We analyzed a global collection of Mycobacterium tuberculosis strains using 212 single nucleotide polymorphism (SNP) markers. SNP nucleotide diversity was high (average across all SNPs, 0.19), and 96% of the SNP locus pairs were in complete linkage disequilibrium. Cluster analyses identified six deeply branching, phylogenetically distinct SNP cluster groups (SCGs) and five subgroups. The SCGs were strongly associated with the geographical origin of the M. tuberculosis samples and the birthplace of the human hosts. The most ancestral cluster (SCG-1) predominated in patients from the Indian subcontinent, while SCG-1 and another ancestral cluster (SCG-2) predominated in patients from East Asia, suggesting that M. tuberculosis first arose in the Indian subcontinent and spread worldwide through East Asia. Restricted SCG diversity and the prevalence of less ancestral SCGs in indigenous populations in Uganda and Mexico suggested a more recent introduction of M. tuberculosis into these regions. The East African Indian and Beijing spoligotypes were concordant with SCG-1 and SCG-2, respectively; X and Central Asian spoligotypes were also associated with one SCG or subgroup combination. Other clades had less consistent associations with SCGs. Mycobacterial interspersed repetitive unit (MIRU) analysis provided less robust phylogenetic information, and only 6 of the 12 MIRU microsatellite loci were highly differentiated between SCGs as measured by GST. Finally, an algorithm was devised to identify two minimal sets of either 45 or 6 SNPs that could be used in future investigations to enable global collaborations for studies on evolution, strain differentiation, and biological differences of M. tuberculosis.

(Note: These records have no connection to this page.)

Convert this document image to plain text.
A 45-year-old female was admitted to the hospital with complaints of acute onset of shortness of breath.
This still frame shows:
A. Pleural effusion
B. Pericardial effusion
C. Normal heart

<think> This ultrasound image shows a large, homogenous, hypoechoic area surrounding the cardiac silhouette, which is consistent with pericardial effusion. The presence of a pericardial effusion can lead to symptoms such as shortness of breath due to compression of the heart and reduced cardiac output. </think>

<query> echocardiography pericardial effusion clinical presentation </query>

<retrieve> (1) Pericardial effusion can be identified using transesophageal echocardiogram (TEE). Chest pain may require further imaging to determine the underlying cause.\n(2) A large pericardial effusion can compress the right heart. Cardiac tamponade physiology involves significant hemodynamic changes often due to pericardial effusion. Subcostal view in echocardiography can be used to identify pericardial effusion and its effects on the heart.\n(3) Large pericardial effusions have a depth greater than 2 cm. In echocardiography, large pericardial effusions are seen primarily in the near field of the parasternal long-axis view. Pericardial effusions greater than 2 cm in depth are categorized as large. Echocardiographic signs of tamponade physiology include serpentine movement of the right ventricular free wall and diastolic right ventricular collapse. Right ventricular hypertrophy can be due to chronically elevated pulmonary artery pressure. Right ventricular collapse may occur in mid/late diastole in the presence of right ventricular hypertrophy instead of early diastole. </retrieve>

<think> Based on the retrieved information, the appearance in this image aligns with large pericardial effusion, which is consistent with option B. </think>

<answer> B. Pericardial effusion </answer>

我们使用212个单核苷酸多态性(SNP)标记分析了全球范围内收集的结核分枝杆菌菌株。SNP核苷酸多样性很高(所有SNP的平均值为0.19),并且96%的SNP位点对处于完全连锁不平衡状态。聚类分析确定了6个深度分支、系统发育上不同的SNP聚类组(SCG)和5个亚组。SCG与结核分枝杆菌样本的地理来源以及人类宿主的出生地密切相关。最古老的聚类(SCG-1)在来自印度次大陆的患者中占主导地位,而SCG-1和另一个古老聚类(SCG-2)在来自东亚的患者中占主导地位,这表明结核分枝杆菌最初起源于印度次大陆,并通过东亚传播到全球。乌干达和墨西哥土著人群中SCG多样性受限以及较新出现的SCG的流行表明结核分枝杆菌是最近才传入这些地区的。东非印度和北京 spoligotypes分别与SCG-1和SCG-2一致;X和中亚spoligotypes也与一种SCG或亚组组合相关。其他进化枝与SCG的关联不太一致。分枝杆菌散布重复单元(MIRU)分析提供的系统发育信息不太可靠,通过GST测量,12个MIRU微卫星位点中只有6个在SCG之间有高度差异。最后,设计了一种算法来识别两组最小的45个或6个SNP,可用于未来的研究,以促进全球合作开展关于结核分枝杆菌进化、菌株分化和生物学差异的研究。